La pierre des vieux édifices garde, en été, un climat à elle. Elle ne suit pas le temps qu'il fait ; elle suit le temps lent des saisons qui se sont accumulées dans ses murs. Pour qu'elle réchauffe vraiment, il faudrait trois mois de canicule ; pour qu'elle refroidisse, autant d'hiver. On entre là comme on entrerait dans une grotte : avec un soulagement immédiat, qui n'est pas seulement thermique.

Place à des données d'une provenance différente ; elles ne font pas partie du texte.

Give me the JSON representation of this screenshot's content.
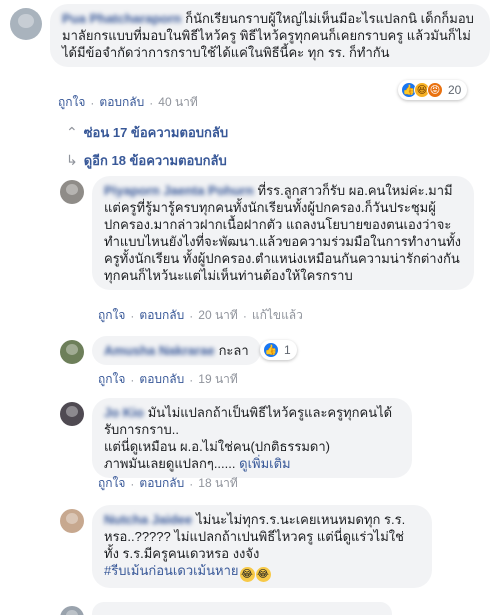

Les paysans, autrefois, le savaient. À midi, on rentrait dans la maison aux murs épais, on fermait les volets, on attendait. À cinq heures, on ressortait. Les nouvelles maisons, plus minces, plus claires, ne tiennent pas ce rôle : elles chauffent à la même cadence que l'air, et leurs habitants n'ont, pour se protéger, qu'un mécanisme qui ronronne dans un coin.
Dans l'église, on s'assied une minute sur un banc, on regarde les vitraux. Quand on ressort, la chaleur est encore là, intacte. On a, sur la peau, gardé un peu de la fraîcheur de la pierre. Elle disparaîtra dans la rue suivante.